Uber will have to cough up a sum of $148 million in fines for the data breach it suffered in 2016, which affected 600,000 drivers in the US, and 57 million customers across the world. The company agreed to pay the fine and settle the case with the attorneys general of all 50 states and the District of Columbia.
Tony West, Uber’s chief legal officer, said:
The commitments we’re making in this agreement are in line with our focus on both physical and digital safety for our customers, as exemplified by our recent announcement of a host of safety and security improvements and our recent hiring of experts like Ruby Zefo as Chief Privacy Officer and Matt Olsen as Chief Trust & Security Officer.
The amount will be distributed between American states and Washington, D.C.
California attorney general Xavier Becerra said in a statement:
Uber’s decision to cover up this breach was a blatant violation of the public’s trust. The company failed to safeguard user data and notify authorities when it was exposed. Consistent with its corporate culture at the time, Uber swept the breach under the rug in deliberate disregard of the law.

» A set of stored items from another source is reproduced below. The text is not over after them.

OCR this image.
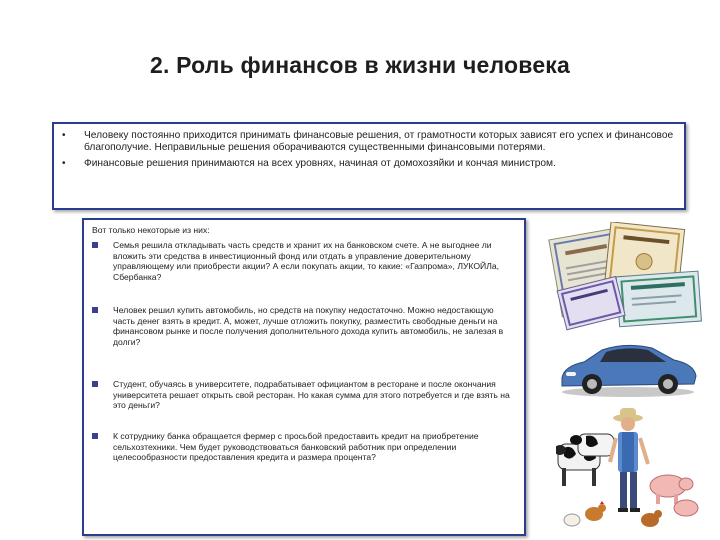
2. Роль финансов в жизни человека
• Человеку постоянно приходится принимать финансовые решения, от грамотности которых зависят его успех и финансовое благополучие. Неправильные решения оборачиваются существенными финансовыми потерями.
• Финансовые решения принимаются на всех уровнях, начиная от домохозяйки и кончая министром.
Вот только некоторые из них:
Семья решила откладывать часть средств и хранит их на банковском счете. А не выгоднее ли вложить эти средства в инвестиционный фонд или отдать в управление доверительному управляющему или приобрести акции? А если покупать акции, то какие: «Газпрома», ЛУКОЙЛа, Сбербанка?
Человек решил купить автомобиль, но средств на покупку недостаточно. Можно недостающую часть денег взять в кредит. А, может, лучше отложить покупку, разместить свободные деньги на финансовом рынке и после получения дополнительного дохода купить автомобиль, не залезая в долги?
Студент, обучаясь в университете, подрабатывает официантом в ресторане и после окончания университета решает открыть свой ресторан. Но какая сумма для этого потребуется и где взять на это деньги?
К сотруднику банка обращается фермер с просьбой предоставить кредит на приобретение сельхозтехники. Чем будет руководствоваться банковский работник при определении целесообразности предоставления кредита и размера процента?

Uber paid $100,000 to the hackers who agreed to keep the breach a secret. The company kept a lid on this for almost a year before CEO Dara Khosrowshahi revealed it publicly. The hackers stole customer data like names, email addresses, mobile phone numbers, and drivers’ license plate information.
The cab-hailing company is on a recovery path after Khosrowshahi took over the CEO post following co-founder Travis Kalanick’s resignation.